The constructed international auxiliary language Esperanto was developed in the 1870s and 80s by L. L. Zamenhof, and first published in 1887. The number of speakers has grown gradually over time, although it has not had much support from governments and international bodies, and has sometimes been outlawed or otherwise suppressed.

Around 1880, while in Moscow and approximately simultaneously with working on Esperanto, Zamenhof made an aborted attempt to standardize Yiddish, based on his native Bialystok (Northeastern) dialect, as a unifying language for the Jews of the Russian Empire. He even used a Latin alphabet, with the letters ć, h́, ś, ź (the same as in early drafts of Esperanto, later ĉ, ĥ, ŝ, ĵ) and ě for schwa. However, he concluded there was no future for such a project, and abandoned it, dedicating himself to Esperanto as a unifying language for all humankind.Paul Wexler proposed that Esperanto was not an arbitrary pastiche of major European languages but a Latinate relexification of Yiddish, a native language of its founder. This model is generally unsupported by mainstream linguists.
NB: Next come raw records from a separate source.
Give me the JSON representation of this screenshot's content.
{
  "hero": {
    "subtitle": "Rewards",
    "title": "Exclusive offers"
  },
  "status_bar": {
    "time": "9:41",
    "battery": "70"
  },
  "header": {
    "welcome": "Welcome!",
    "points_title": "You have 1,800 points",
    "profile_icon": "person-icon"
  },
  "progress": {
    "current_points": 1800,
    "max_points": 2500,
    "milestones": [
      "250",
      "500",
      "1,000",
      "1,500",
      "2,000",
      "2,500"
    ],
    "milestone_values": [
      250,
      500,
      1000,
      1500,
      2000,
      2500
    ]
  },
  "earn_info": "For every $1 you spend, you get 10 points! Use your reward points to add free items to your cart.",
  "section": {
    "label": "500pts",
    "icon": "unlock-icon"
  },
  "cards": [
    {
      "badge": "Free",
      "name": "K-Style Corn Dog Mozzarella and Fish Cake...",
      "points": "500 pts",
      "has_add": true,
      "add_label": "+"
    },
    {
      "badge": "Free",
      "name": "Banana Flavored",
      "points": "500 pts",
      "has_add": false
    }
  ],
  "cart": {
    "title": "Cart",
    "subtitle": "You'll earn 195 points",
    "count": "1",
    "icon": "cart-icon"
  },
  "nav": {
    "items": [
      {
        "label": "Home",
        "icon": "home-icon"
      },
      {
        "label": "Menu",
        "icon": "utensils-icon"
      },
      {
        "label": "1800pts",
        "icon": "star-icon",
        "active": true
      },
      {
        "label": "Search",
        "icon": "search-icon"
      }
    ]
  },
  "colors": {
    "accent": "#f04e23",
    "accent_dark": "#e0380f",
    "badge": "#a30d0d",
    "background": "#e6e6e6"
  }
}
Zamenhof would later say that he had dreamed of a world language since he was a child. At first he considered a revival of Latin, but after learning it in school he decided it was too complicated to be a common means of international communication. When he learned English, he realised that verb conjugations were unnecessary, and that grammatical systems could be much simpler than he had expected. He still had the problem of memorising a large vocabulary, until he noticed two Russian signs labelled Швейцарская (švejtsarskaja, a porter's lodge – from швейцар švejtsar, a porter) and Кондитерская (konditerskaja, a confectioner's shop – from кондитер konditer, a confectioner). He then realised that a judicious use of affixes could greatly decrease the number of root words needed for communication. He chose to take his vocabulary from Romance and Germanic, the languages that were most widely taught in schools around the world and would therefore be recognisable to the largest number of people.